Action Group and Notification Testing: You mentioned test notifications work, which confirms action group connectivity. However, test notifications bypass the query evaluation. To properly test, manually insert a test anomaly record into your Log Analytics workspace with current timestamp and anomaly score 0.95, then wait for the next evaluation cycle (60 minutes + processing time). Monitor the alert rule’s ‘Fired alerts’ section in Azure Portal to see if it triggers. If it doesn’t trigger even with test data, check the alert rule’s ‘Query results’ preview - this shows what data the query returns during evaluation. If preview shows no results despite data existing, your query has a logical error.

Complete Alert Rule Configuration: Create a new alert rule with these exact settings: Resource = your Log Analytics workspace, Condition = Custom log search, Query = the corrected query above, Aggregation granularity = 60 minutes, Frequency of evaluation = 60 minutes, Threshold operator = Greater than, Threshold value = 0, Evaluated based on = AnomalyCount (or MaxScore depending on your preference). Under ‘Advanced options’, disable ‘Automatically resolve alerts’ since anomaly detection is event-based, not state-based. Save and wait 60-90 minutes for the first evaluation cycle. Check ‘Alert processing rules’ to ensure no suppression rules are preventing notifications during your testing window.

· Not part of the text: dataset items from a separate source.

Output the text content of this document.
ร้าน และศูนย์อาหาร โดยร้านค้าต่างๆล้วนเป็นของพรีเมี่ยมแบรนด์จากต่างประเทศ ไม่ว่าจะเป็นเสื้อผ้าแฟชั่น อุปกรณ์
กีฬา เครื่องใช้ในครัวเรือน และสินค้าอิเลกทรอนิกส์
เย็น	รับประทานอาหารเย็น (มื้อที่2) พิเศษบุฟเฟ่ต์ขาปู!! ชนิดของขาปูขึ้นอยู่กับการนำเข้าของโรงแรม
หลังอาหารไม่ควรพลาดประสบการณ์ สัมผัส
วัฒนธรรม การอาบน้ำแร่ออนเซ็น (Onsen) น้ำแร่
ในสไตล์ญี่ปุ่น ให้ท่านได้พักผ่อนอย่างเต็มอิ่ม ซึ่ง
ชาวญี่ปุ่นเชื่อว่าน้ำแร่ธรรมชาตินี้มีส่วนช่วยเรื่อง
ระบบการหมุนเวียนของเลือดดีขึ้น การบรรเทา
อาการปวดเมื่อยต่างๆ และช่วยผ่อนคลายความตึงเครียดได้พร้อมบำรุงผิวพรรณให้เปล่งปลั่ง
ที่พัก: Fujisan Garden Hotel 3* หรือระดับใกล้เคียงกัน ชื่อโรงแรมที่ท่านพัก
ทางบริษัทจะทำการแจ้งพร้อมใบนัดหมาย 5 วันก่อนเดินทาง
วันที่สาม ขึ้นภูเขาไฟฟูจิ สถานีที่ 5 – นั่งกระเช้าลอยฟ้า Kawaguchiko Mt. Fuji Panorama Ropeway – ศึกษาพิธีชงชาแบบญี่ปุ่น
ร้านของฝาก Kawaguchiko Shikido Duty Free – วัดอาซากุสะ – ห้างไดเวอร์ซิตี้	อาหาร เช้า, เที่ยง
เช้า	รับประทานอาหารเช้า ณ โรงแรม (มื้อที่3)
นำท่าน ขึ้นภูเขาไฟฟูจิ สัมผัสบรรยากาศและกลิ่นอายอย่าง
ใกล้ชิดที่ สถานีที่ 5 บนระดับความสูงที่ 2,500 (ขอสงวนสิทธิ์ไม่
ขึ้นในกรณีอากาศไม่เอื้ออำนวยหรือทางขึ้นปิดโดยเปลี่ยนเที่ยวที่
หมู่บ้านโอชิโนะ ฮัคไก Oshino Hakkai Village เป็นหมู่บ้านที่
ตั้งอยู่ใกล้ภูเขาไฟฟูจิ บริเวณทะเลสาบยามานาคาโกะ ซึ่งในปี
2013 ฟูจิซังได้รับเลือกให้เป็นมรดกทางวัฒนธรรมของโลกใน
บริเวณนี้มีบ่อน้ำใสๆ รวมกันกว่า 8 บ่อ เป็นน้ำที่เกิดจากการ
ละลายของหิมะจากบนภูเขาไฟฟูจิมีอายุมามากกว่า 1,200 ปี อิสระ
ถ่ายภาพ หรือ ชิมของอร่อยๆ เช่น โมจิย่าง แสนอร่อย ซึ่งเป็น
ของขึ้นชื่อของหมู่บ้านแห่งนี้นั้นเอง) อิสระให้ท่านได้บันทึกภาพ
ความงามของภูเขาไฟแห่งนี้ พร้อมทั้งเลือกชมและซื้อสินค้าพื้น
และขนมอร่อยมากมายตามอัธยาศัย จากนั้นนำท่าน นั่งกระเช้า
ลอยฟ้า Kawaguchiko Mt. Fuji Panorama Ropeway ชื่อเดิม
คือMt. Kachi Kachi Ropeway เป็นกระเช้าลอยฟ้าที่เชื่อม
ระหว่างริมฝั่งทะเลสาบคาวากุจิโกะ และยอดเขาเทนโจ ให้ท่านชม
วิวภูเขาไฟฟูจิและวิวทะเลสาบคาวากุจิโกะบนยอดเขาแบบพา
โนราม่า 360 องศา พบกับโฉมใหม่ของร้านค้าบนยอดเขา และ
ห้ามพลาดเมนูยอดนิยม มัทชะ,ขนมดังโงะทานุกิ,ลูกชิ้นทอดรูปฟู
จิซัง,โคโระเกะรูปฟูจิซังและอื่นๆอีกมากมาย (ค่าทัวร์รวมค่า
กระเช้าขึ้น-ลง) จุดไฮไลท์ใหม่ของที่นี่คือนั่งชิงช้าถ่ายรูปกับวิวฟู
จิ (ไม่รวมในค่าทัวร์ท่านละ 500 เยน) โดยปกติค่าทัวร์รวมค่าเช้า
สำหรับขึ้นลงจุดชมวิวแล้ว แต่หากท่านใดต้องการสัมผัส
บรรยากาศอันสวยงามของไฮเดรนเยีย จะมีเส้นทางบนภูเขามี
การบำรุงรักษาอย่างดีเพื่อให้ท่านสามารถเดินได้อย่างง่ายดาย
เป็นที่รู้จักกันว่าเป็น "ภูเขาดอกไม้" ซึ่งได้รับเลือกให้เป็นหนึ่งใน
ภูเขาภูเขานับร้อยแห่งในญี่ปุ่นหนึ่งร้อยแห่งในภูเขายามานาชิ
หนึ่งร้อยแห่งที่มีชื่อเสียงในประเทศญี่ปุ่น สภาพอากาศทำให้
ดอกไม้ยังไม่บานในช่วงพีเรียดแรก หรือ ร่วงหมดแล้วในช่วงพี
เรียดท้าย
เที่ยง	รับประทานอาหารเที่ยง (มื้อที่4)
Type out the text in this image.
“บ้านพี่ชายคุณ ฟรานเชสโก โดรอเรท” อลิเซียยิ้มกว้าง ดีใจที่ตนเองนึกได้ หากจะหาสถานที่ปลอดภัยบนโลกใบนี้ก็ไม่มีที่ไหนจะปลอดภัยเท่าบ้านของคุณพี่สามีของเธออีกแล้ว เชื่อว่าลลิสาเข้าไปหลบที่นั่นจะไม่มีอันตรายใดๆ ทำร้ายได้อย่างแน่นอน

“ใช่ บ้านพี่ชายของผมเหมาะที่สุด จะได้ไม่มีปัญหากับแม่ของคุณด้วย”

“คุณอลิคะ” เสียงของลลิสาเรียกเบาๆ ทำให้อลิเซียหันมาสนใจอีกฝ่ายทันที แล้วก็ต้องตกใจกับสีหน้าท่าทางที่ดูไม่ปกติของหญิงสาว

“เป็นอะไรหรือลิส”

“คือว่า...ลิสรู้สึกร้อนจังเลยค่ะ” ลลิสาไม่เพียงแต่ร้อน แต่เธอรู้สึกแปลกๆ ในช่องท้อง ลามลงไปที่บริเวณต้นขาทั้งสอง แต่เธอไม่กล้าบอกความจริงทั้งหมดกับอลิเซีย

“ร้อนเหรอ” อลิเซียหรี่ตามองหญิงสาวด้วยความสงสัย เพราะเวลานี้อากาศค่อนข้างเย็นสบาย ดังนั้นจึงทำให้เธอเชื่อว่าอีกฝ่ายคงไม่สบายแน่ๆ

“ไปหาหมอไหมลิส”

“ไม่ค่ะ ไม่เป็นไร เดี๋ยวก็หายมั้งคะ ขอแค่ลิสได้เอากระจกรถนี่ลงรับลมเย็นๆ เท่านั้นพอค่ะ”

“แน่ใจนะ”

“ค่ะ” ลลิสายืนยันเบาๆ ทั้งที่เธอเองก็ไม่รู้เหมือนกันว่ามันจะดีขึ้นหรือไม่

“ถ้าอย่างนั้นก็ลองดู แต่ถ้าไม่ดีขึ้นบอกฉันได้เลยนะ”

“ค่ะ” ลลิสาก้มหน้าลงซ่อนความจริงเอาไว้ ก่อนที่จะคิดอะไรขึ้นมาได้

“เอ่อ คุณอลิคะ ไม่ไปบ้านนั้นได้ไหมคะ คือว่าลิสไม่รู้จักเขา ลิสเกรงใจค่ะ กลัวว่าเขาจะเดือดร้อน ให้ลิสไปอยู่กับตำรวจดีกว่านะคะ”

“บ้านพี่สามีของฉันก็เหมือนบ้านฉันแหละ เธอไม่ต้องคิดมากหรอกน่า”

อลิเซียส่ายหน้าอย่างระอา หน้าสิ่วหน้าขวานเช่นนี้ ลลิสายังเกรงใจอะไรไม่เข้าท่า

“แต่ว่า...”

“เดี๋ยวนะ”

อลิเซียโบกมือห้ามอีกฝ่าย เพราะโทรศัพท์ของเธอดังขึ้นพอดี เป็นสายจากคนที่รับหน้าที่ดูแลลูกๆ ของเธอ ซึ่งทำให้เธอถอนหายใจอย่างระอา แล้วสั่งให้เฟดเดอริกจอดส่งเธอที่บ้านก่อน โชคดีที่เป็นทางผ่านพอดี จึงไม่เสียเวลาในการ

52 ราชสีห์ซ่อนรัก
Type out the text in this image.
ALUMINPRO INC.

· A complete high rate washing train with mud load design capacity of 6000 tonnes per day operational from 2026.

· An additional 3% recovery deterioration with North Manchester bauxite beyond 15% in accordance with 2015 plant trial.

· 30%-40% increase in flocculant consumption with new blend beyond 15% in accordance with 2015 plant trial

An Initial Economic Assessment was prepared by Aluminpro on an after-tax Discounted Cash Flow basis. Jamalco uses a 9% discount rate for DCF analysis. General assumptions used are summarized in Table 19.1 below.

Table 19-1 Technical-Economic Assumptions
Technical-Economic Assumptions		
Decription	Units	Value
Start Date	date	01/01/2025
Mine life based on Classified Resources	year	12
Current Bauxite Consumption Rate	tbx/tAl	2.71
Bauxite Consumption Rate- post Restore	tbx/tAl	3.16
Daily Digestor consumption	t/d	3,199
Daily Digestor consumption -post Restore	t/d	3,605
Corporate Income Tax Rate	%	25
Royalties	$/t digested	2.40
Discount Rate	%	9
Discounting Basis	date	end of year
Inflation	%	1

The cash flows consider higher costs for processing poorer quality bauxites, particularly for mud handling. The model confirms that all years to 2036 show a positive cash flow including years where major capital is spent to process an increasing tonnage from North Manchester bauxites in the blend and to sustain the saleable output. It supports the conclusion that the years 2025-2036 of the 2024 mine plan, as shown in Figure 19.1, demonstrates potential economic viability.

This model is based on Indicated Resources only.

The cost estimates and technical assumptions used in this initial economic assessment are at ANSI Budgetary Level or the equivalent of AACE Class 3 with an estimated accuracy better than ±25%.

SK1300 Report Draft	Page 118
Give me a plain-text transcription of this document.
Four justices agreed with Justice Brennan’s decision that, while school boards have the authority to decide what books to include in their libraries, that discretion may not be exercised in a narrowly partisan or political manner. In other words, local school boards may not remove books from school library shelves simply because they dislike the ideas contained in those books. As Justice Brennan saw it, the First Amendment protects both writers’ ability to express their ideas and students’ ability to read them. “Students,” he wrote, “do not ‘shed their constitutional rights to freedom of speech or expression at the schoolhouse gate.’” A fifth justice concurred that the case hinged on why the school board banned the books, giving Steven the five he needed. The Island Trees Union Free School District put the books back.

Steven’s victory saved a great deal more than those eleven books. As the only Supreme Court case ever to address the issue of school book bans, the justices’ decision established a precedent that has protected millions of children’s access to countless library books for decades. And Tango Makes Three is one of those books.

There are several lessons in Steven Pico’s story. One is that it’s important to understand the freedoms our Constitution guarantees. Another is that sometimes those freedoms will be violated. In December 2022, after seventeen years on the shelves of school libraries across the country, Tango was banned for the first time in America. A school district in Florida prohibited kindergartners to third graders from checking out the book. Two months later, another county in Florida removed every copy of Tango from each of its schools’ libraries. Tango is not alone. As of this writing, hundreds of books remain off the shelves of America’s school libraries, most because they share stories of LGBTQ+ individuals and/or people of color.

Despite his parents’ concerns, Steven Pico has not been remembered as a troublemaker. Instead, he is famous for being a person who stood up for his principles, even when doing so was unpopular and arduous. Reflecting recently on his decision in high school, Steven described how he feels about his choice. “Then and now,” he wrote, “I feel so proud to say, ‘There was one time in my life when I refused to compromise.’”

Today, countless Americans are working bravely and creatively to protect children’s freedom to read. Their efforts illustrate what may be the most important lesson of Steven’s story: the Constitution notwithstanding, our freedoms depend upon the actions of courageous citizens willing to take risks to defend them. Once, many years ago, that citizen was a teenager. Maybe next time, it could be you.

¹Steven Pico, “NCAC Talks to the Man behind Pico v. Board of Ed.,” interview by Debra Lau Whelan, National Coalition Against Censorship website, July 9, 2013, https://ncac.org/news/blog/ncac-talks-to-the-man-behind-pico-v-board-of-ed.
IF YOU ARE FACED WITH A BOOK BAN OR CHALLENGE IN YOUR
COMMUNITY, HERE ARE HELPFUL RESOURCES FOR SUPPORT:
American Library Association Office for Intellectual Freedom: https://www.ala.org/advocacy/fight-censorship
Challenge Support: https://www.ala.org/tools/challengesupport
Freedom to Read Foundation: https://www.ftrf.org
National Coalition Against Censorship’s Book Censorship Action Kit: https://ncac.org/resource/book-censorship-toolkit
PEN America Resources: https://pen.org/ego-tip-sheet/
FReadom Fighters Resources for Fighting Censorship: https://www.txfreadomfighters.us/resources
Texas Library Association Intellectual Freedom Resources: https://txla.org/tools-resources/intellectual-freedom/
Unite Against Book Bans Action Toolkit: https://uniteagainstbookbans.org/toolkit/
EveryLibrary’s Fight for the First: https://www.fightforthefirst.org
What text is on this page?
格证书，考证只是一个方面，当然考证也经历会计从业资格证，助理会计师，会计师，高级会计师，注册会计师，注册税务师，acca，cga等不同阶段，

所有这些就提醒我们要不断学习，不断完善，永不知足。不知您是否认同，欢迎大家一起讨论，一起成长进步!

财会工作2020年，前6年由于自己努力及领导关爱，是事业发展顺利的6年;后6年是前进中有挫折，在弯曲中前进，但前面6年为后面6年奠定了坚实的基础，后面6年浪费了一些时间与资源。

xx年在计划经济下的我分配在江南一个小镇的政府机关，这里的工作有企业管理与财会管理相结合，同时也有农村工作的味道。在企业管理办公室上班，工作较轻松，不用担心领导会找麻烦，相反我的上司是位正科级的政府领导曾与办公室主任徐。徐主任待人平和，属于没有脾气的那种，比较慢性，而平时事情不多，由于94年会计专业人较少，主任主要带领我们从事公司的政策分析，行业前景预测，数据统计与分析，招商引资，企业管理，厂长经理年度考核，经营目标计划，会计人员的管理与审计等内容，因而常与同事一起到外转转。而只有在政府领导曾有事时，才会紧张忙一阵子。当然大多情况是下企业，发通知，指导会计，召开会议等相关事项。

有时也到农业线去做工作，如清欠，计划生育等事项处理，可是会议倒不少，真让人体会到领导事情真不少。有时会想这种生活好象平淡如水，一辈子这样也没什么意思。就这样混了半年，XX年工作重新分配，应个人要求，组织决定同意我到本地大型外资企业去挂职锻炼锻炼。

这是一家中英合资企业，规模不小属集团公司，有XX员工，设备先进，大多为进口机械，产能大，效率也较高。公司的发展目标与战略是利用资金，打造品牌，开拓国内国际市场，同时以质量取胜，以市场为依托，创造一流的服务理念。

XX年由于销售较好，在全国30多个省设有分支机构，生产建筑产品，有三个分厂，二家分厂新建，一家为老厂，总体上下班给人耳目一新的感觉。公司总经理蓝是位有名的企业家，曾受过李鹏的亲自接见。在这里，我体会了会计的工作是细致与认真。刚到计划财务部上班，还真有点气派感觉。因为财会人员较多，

After implementing these corrections, your alert rule will properly trigger when ML anomaly detection identifies unusual ERP transaction patterns, providing the critical monitoring coverage you need for data quality and processing error detection.

We’re writing to a custom log table called ‘ERPAnomalyScores_CL’. The alert rule query is: ERPAnomalyScores_CL | where AnomalyScore_d > 0.85. When I run this manually in Log Analytics, it returns results, but the alert never fires. The ML job writes a new row to this table every hour with timestamp, transaction type, and anomaly score.

I added the time filter but alerts still aren’t triggering. Could the issue be that the data arrives hourly but the alert checks every 5 minutes? Should I change the evaluation frequency to match the data arrival interval? Also, the alert rule configuration has options for aggregation granularity and I’m not sure if that’s set correctly.